Prompt and accurate locating of buried optical fiber cable for maintenance and repair is essential for minimizing disruption in telecommunication service. The two basic types of optical fiber cables presently used in the industry are metallic cables and dielectric (or non-metallic) cables. At present, it is believed that slightly less than one-third of telecommunication systems use dielectric fiber optic cable. However, surveys indicate that many, if not most, would use dielectric cables instead if there existed a reliable and cost-effective method to locate the dielectric cable after it has been buried.
Presently, there are basically two general types of technologies involved in the detection of buried fiber optic cable, magnetic and metallic. In general, the existing magnetic locators consist of either 1) permanent magnetic elements designed or embedded into the cable, or 2) a permanent magnetic-field emitting product which is buried alongside the length of the cable.
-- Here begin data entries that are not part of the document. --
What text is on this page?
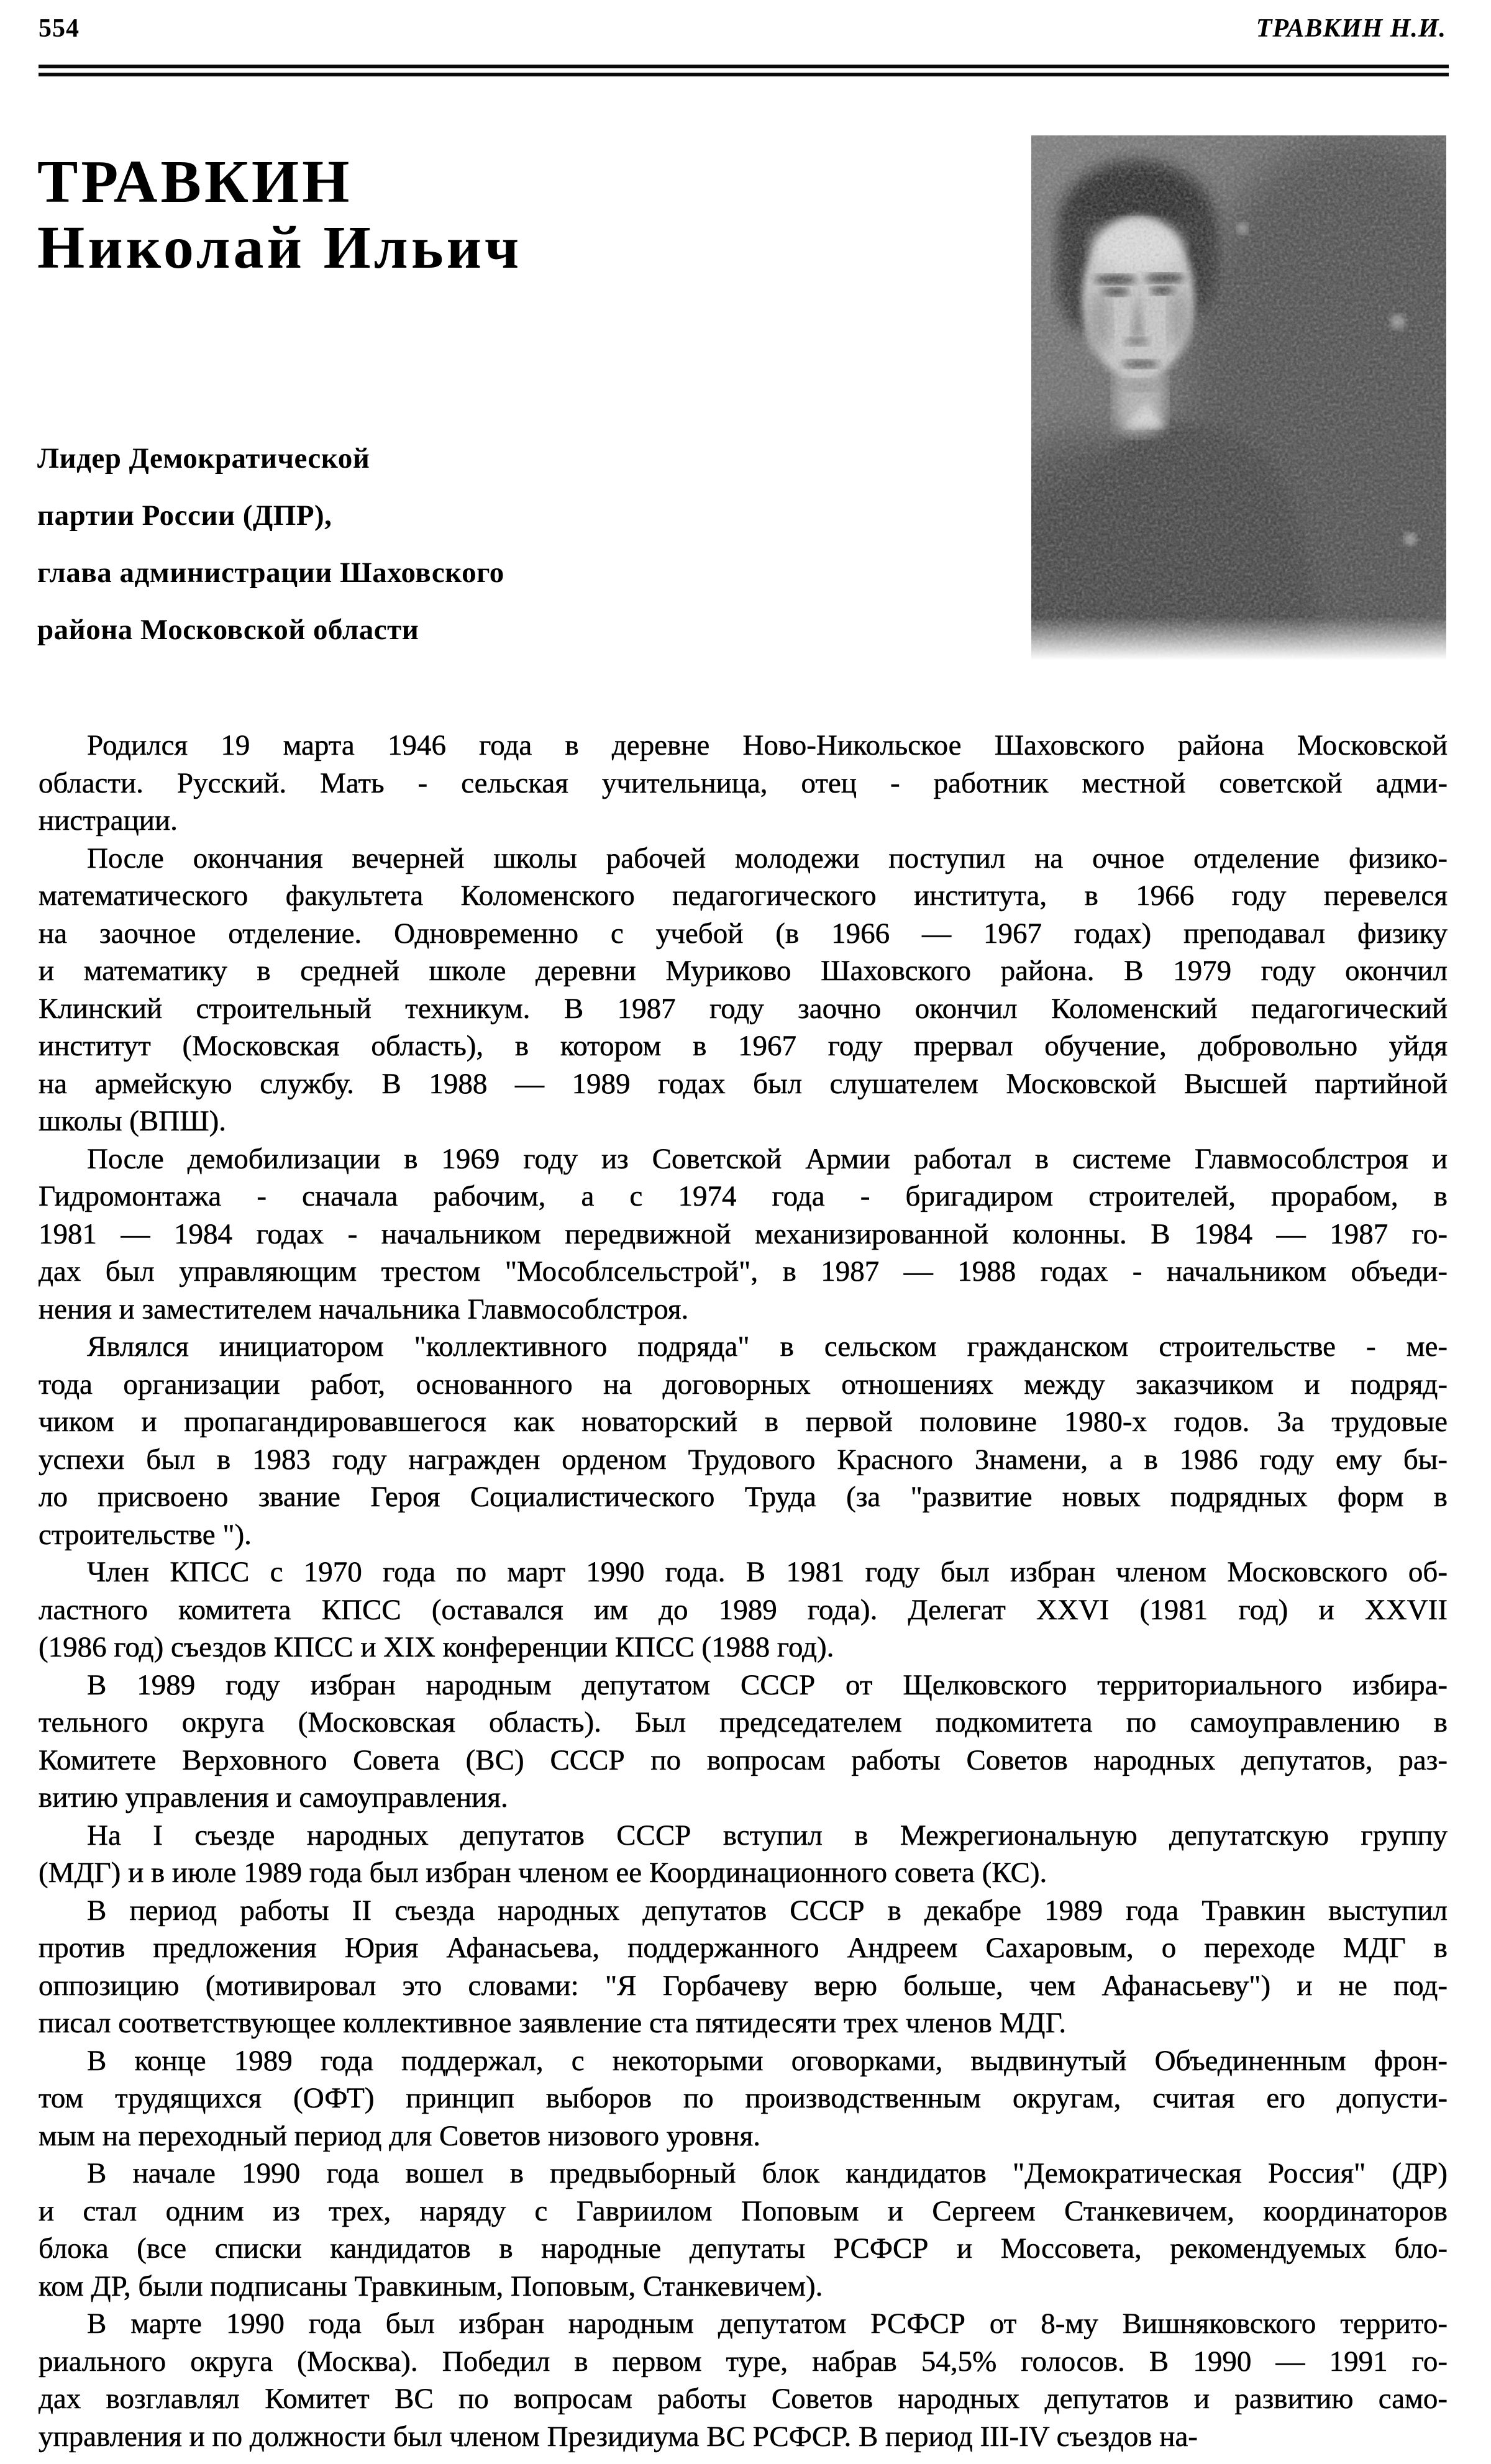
554	ТРАВКИН Н.И.
ТРАВКИН
Николай Ильич
Лидер Демократической
партии России (ДПР),
глава администрации Шаховского
района Московской области
Родился 19 марта 1946 года в деревне Ново-Никольское Шаховского района Московской
области. Русский. Мать - сельская учительница, отец - работник местной советской адми-
нистрации.
После окончания вечерней школы рабочей молодежи поступил на очное отделение физико-
математического факультета Коломенского педагогического института, в 1966 году перевелся
на заочное отделение. Одновременно с учебой (в 1966 — 1967 годах) преподавал физику
и математику в средней школе деревни Муриково Шаховского района. В 1979 году окончил
Клинский строительный техникум. В 1987 году заочно окончил Коломенский педагогический
институт (Московская область), в котором в 1967 году прервал обучение, добровольно уйдя
на армейскую службу. В 1988 — 1989 годах был слушателем Московской Высшей партийной
школы (ВПШ).
После демобилизации в 1969 году из Советской Армии работал в системе Главмособлстроя и
Гидромонтажа - сначала рабочим, а с 1974 года - бригадиром строителей, прорабом, в
1981 — 1984 годах - начальником передвижной механизированной колонны. В 1984 — 1987 го-
дах был управляющим трестом "Мособлсельстрой", в 1987 — 1988 годах - начальником объеди-
нения и заместителем начальника Главмособлстроя.
Являлся инициатором "коллективного подряда" в сельском гражданском строительстве - ме-
тода организации работ, основанного на договорных отношениях между заказчиком и подряд-
чиком и пропагандировавшегося как новаторский в первой половине 1980-х годов. За трудовые
успехи был в 1983 году награжден орденом Трудового Красного Знамени, а в 1986 году ему бы-
ло присвоено звание Героя Социалистического Труда (за "развитие новых подрядных форм в
строительстве ").
Член КПСС с 1970 года по март 1990 года. В 1981 году был избран членом Московского об-
ластного комитета КПСС (оставался им до 1989 года). Делегат XXVI (1981 год) и XXVII
(1986 год) съездов КПСС и XIX конференции КПСС (1988 год).
В 1989 году избран народным депутатом СССР от Щелковского территориального избира-
тельного округа (Московская область). Был председателем подкомитета по самоуправлению в
Комитете Верховного Совета (ВС) СССР по вопросам работы Советов народных депутатов, раз-
витию управления и самоуправления.
На I съезде народных депутатов СССР вступил в Межрегиональную депутатскую группу
(МДГ) и в июле 1989 года был избран членом ее Координационного совета (КС).
В период работы II съезда народных депутатов СССР в декабре 1989 года Травкин выступил
против предложения Юрия Афанасьева, поддержанного Андреем Сахаровым, о переходе МДГ в
оппозицию (мотивировал это словами: "Я Горбачеву верю больше, чем Афанасьеву") и не под-
писал соответствующее коллективное заявление ста пятидесяти трех членов МДГ.
В конце 1989 года поддержал, с некоторыми оговорками, выдвинутый Объединенным фрон-
том трудящихся (ОФТ) принцип выборов по производственным округам, считая его допусти-
мым на переходный период для Советов низового уровня.
В начале 1990 года вошел в предвыборный блок кандидатов "Демократическая Россия" (ДР)
и стал одним из трех, наряду с Гавриилом Поповым и Сергеем Станкевичем, координаторов
блока (все списки кандидатов в народные депутаты РСФСР и Моссовета, рекомендуемых бло-
ком ДР, были подписаны Травкиным, Поповым, Станкевичем).
В марте 1990 года был избран народным депутатом РСФСР от 8-му Вишняковского террито-
риального округа (Москва). Победил в первом туре, набрав 54,5% голосов. В 1990 — 1991 го-
дах возглавлял Комитет ВС по вопросам работы Советов народных депутатов и развитию само-
управления и по должности был членом Президиума ВС РСФСР. В период III-IV съездов на-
With these two magnetic-based detection techniques, the residual magnetization generated by the magnetic hysteresis of the permanent magnetic material within the cable may then be detected by a magnetic field sensor. However, due to the inconsistencies in the distribution pattern of the magnetic field, it is often difficult to detect the correct cable when other magnetic members are located nearby. In an additional arrangement, the cable may be positioned within a separate duct which is magnetized.
Alternatively, there exists fiber optic cable locators which are capable of locating cables which were specifically designed to include metallic components, such as a protective sheathing member or a strength member. Such detection methods detect the electromagnetic field emanating from the metal as a result of the application of an alternating current or an alternating magnetic field to the metallic sheathed cable. However, the electric and/or magnetic field generated by the application of an AC electric signal to the cable is often not strong enough to allow a determination of the precise location of the cable. Ineffective low levels of field strength are of a particular interest when attempting to locating cables where the AC signal is transmitted from a remote position and must travel a substantial distance. Additionally, these metallic sheaths are susceptible to damage due to lighting strikes or corrosion.
Commonly, to facilitate detecting a dielectric cable, a copper ground wire is positioned just above the cable. However, the exposed nature of this ground wire makes it very vulnerable to lightning strikes and propagation of the damages to the optical fibers in the cable. Furthermore, when a cable's armor or detection wire is severed by lightning or some other cause, it becomes impossible to apply an electric signal along the cable, thus creating great difficulty in locating and retrieving the cable for repair. Therefore, it is preferable to employ the locating marker inside the cable to ensure locating accuracy.
Other existing detection methods include incorporating a non-conductive tape which has been covered with a magnetic powder such as strontium or barium ferrite or compounding and extruding these magnetic powders in polyethylene or polyvinyl chloride conduits. Both of these methods employ a means of magnetizing a tape and helically wrapping it along the length of the cable or magnetizing a strip along the length of the conduit. Each method also provides a distinctive electronic-detection signature which allows an operator to differentiate between a buried cable and a solid metallic pipe. See U.S. Pat. Nos. 5,006,806 and 5,017,873 which are assigned to Schondstedt Instrumentation Company of Reston, Va. One other concern with existing techniques is an inability to accurately position and secure the locatable particles as needed within the cable without decreasing the line speed at which the cables can be produced. This is of particular interest in configurations where the locatable particles are placed within portions of the cable which are often extruded, such as the outer jacket.
What is needed and seemingly not available in the prior art is a system which dependably, accurately and cost-effectively locates dielectric (non-metallic) buried cables. Also desirable is a system for locating buried dielectric cables which is readily adaptable to most, if not all, existing cable types. One newly introduced method involves modifying the existing water-blocking tape present in the cable so that the cable becomes magnetically locatable without adversely affecting the operational characteristics of the cable. Such a design is described in commonly assigned U.S. Pat. No. 5,305,410. Additionally, a second commonly assigned U.S. Pat. No. 5,305,411 which issued Apr. 19, 1994, discloses introducing magnetic particles into the existing strength members utilized within most cable designs. Yet another cable design is described in a commonly assigned application filed on the same date as this application. However, while addressing concerns similar to that of the above-identified co-pending identified co-pending applications, the present invention is not directed toward modifying the strength member portion or the water-blocking portion present in most communication cables as taught by the applications identified immediately above, but instead, introduces a variety of different arrangements regarding the orientation of the particular magnetic particles within the cable to optimize the ability of an operator to precisely locate an all-dielectric cable using a magnetometer after the cable has been buried.